We support DNR's budget request for the following outdoor recreation funds:

  • $3.9 million for their Outdoor Recreation and Community Engagement program
    • Despite Washington’s outdoor recreation industry providing 200,000 jobs and generating $21 billion in annual economic activity, DNR has been forced to close more than 30 recreation sites since 2008. DNR will use this program to fund a number of positions including “10 new employees in regional positions to support maintenance, manage volunteers, expand recreational opportunities, and provide education and enforcement. [As well as ] 3 outreach professionals to work with partners to educate the public about recreation opportunities and the importance of public lands and working forests, recruit volunteers for maintenance, and increase visits to state recreation areas.”
  • $8.5 million for the sustainable recreation program
    • These funds will be used to “…to complete more than 60 small-to-mid-sized recreation projects across the state to address safety, make community-supported improvements, and upgrade existing facilities. This request continues the department’s support of public access in an environmentally sustainable manner working in concert with DNR’s trust objectives.”
    • Learn more on the WA DNR website

Washington State Parks

We support WA State Parks’ $120.6 million capital budget request.
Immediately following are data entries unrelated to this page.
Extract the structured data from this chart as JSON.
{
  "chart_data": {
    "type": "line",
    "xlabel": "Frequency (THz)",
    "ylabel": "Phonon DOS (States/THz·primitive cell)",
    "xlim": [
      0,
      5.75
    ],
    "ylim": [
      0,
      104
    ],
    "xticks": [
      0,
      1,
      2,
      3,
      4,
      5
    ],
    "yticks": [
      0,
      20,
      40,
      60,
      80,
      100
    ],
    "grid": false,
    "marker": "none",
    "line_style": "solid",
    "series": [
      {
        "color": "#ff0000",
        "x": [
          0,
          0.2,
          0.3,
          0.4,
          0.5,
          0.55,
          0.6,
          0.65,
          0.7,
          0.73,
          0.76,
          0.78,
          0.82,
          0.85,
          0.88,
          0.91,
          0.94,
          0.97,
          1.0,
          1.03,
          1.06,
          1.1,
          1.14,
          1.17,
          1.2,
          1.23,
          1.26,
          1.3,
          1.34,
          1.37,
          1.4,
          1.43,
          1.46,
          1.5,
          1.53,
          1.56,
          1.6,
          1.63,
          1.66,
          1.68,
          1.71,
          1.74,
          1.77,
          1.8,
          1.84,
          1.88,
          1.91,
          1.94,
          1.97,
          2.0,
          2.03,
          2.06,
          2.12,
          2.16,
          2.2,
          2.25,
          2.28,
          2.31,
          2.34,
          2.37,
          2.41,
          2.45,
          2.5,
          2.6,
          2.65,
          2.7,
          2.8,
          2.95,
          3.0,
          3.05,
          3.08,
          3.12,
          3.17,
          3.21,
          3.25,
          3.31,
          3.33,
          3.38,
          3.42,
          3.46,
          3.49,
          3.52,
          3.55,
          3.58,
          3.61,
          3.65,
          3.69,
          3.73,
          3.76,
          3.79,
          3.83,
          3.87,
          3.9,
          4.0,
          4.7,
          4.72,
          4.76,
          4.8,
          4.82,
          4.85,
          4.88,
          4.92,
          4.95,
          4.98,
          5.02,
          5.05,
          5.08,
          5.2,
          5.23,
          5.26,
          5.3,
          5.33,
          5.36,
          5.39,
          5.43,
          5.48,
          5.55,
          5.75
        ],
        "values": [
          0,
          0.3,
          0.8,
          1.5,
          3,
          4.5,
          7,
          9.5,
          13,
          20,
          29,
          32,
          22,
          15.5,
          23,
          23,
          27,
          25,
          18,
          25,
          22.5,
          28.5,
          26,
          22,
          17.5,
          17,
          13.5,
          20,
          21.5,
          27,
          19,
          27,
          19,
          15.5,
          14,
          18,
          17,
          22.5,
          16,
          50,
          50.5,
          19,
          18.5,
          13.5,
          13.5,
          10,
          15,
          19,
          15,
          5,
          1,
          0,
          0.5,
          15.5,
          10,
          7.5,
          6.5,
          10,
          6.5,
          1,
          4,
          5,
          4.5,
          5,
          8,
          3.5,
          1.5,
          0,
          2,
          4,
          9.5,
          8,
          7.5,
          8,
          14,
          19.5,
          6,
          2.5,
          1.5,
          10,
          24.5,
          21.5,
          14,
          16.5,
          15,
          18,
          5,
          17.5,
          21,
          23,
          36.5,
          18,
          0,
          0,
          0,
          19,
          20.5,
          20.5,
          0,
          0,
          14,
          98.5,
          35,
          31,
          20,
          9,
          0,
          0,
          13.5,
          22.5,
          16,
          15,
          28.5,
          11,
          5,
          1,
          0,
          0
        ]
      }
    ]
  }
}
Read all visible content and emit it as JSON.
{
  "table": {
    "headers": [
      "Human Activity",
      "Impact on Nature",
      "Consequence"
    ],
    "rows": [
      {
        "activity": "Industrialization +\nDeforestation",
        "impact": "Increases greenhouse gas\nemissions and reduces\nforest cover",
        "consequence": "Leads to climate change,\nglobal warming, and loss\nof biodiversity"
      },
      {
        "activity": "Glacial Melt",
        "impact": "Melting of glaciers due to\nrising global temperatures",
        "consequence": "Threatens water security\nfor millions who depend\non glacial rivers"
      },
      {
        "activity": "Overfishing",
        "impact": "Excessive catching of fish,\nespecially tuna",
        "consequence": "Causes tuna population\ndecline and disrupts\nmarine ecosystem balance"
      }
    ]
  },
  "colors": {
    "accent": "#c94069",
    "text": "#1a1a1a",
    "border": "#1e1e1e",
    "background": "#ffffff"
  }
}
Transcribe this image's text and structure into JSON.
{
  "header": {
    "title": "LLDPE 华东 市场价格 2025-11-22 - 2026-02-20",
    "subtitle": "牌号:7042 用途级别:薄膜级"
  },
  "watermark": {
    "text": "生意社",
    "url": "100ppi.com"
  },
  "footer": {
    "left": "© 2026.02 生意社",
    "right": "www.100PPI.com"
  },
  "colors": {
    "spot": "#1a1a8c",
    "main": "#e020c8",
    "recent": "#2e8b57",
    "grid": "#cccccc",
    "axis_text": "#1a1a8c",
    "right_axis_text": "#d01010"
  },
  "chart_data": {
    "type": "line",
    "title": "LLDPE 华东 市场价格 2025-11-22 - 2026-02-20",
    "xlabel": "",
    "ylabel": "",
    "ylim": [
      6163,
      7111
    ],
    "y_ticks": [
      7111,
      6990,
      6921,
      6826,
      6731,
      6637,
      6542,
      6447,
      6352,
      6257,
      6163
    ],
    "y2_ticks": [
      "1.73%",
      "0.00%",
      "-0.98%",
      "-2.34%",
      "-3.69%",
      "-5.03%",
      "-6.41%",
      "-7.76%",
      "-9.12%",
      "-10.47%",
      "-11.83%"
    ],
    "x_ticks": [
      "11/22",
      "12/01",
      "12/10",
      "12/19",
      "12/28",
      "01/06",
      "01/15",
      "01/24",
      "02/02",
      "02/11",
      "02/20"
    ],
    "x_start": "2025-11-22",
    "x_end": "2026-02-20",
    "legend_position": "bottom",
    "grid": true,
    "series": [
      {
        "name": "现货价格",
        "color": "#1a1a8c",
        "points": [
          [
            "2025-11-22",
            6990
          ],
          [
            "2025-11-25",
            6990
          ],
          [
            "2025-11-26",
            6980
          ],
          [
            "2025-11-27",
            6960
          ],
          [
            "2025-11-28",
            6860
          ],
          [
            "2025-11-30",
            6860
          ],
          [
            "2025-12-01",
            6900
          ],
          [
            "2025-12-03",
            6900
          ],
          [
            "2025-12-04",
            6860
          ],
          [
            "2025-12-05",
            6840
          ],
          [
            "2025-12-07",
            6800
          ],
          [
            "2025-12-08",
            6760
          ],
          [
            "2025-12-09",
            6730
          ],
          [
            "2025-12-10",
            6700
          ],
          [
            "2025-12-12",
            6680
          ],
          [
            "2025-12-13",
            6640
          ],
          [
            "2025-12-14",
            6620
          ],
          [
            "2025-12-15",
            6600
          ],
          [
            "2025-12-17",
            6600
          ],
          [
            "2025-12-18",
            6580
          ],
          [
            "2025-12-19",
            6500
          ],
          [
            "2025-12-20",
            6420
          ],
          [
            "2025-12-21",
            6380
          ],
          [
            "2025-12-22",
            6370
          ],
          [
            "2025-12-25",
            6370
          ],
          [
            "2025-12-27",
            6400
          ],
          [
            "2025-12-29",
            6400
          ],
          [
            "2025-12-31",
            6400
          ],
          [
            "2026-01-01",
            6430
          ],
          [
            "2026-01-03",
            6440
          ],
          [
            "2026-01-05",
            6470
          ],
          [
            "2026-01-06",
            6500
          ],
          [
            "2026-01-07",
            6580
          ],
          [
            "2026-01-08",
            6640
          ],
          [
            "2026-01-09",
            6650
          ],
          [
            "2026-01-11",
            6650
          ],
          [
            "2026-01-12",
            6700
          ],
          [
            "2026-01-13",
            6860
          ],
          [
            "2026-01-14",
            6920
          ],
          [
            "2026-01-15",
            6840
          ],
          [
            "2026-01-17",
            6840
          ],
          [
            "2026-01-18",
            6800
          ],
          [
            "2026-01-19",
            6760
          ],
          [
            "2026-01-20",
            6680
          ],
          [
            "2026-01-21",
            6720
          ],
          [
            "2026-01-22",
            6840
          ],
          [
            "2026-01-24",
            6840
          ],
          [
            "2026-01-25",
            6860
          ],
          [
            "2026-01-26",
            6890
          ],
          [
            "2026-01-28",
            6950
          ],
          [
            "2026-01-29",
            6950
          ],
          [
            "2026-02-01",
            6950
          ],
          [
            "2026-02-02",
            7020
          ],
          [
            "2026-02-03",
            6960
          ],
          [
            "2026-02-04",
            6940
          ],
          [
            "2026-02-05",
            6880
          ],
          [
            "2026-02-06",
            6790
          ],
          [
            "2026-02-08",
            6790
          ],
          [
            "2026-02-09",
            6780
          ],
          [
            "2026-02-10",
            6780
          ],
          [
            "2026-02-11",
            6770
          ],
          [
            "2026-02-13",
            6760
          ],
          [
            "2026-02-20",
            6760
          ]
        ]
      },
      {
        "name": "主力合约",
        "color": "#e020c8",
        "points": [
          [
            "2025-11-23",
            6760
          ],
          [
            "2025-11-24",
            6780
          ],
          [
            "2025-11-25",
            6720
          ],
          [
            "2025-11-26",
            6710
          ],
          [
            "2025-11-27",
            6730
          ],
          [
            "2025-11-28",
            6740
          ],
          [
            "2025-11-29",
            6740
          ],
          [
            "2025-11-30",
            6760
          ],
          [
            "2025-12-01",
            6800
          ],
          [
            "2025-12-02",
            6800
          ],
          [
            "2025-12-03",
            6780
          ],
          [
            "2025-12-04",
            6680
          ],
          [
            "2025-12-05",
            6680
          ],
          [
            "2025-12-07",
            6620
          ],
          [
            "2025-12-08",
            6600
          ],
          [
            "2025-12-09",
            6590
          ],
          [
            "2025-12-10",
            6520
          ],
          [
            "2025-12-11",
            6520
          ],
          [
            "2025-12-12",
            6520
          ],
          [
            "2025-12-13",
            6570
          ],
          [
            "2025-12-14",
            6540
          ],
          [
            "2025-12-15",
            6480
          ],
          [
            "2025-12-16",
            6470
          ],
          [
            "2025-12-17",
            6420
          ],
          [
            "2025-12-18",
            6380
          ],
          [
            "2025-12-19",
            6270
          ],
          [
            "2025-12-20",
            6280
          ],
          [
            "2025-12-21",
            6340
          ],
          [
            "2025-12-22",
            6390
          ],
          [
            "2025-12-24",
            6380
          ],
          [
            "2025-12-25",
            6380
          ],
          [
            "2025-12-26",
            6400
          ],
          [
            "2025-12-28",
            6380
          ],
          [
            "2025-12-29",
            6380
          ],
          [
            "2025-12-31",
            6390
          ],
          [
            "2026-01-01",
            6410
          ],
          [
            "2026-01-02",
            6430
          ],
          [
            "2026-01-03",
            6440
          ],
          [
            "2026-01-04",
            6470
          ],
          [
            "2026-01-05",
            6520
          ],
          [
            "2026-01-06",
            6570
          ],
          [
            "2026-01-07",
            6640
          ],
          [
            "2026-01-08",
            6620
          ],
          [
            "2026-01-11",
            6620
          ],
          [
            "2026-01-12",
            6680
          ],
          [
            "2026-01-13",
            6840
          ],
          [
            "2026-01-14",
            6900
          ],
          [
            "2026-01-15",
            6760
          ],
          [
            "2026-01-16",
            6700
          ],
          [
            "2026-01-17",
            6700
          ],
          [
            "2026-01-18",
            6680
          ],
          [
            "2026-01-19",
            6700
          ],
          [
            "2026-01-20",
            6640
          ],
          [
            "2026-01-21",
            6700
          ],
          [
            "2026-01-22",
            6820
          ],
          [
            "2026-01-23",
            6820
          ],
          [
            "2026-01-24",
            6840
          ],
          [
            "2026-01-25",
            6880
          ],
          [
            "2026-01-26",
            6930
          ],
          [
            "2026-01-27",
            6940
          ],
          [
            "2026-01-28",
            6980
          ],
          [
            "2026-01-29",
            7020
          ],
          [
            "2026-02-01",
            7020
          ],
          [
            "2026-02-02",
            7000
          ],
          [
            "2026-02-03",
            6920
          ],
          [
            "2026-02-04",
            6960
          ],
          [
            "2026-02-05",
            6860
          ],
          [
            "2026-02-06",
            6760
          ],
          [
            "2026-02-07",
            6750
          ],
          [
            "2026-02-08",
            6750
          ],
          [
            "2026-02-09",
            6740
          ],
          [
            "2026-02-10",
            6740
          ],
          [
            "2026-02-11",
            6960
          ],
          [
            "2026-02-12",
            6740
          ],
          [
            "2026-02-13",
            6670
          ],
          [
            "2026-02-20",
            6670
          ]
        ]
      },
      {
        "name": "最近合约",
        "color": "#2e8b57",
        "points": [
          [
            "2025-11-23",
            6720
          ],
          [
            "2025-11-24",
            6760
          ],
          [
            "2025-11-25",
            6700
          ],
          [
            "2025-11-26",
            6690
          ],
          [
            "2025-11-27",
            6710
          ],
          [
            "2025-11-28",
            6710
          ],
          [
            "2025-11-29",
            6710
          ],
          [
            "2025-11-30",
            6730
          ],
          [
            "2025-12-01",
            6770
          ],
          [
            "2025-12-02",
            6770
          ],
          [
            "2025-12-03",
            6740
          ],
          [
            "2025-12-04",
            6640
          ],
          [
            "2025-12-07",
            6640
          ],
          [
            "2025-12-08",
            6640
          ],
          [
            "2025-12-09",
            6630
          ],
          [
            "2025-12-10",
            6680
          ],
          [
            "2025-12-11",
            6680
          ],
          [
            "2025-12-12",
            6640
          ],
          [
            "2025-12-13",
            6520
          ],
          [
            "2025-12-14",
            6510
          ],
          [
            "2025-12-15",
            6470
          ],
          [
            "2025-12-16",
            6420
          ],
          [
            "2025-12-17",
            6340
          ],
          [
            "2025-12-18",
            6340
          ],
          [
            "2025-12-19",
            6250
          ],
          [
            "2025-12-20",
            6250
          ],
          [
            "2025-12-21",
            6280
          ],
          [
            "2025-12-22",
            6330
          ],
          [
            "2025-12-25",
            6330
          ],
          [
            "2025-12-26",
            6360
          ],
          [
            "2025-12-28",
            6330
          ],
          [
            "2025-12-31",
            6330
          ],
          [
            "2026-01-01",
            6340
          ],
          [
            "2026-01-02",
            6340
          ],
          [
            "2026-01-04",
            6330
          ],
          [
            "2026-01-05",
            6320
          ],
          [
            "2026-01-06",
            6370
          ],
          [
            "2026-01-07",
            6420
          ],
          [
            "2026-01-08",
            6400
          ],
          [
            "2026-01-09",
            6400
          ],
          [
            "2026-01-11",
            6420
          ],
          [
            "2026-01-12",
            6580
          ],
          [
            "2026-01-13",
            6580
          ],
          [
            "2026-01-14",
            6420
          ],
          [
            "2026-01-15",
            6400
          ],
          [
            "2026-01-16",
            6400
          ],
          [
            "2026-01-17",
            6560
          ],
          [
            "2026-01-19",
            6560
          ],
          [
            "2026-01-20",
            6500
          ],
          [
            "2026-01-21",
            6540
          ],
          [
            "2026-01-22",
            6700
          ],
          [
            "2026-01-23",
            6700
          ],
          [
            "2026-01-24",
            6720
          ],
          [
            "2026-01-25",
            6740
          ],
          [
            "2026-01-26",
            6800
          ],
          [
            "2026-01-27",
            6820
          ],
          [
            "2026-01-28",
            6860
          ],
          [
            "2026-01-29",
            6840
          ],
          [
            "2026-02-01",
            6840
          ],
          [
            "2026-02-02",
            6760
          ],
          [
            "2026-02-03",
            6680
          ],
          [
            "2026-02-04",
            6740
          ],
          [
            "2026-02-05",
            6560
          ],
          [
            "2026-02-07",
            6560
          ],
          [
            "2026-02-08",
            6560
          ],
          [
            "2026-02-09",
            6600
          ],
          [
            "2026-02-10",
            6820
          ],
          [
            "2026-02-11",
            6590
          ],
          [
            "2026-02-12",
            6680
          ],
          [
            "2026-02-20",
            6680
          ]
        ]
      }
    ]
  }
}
From sea kayaking at Hope Island State Park to climbing at Olahee State Park, these lands are a vital part of the outdoor experience and an essential space for Mountaineers courses and activities.

Washington Department of Fish and Wildlife (WDFW)

We support funding WDFW with $30 million to fill their operating shortfall and an additional $28 million to improve their services. Although many recreationists may not realize it, WDFW manages wild places throughout the state, including high-use climbing areas like Vantage and Tieton, mountain biking areas like Joe Watt Canyon and Manastash Ridge, and hundreds of water access sites for kayaking. The agency needs funding to close their budget shortfall and continue supporting these experiences.

funding for programs that promote conservation, recreation and getting youth outdoors

Washington Wildlife and Recreation Program (WWRP)

We support funding for WWRP at the $130 million level. WWRP serves as our state’s premier grant program, providing matching funds to create new local and state parks, develop trails, protect wildlife habitat, conserve forests, and more.

No Child Left Inside

We support allocating $1.5 million for the WA State Recreation and Conservation Office (RCO) to manage No Child Left Inside (NCLI), a grant program which helps kids experience the outdoors. Over the past decade, we’ve advocated for the creation and continuation of this vital program. We’re proud of its success, and the example it’s set nationally. Four states, including California, Oregon, Nevada, and Minnesota, have all introduced NCLI bills this year. We believe every child has the right to experience nature, and that developing this connection is key to creating future public lands advocates.

The Mountaineers are beneficiaries of this program, and it's allowed us to expand our Mountain Workshops programming in our Tacoma and Kitsap branches. This year the grant will allow us to serve over 400 youth through partnerships with nine youth-serving organizations.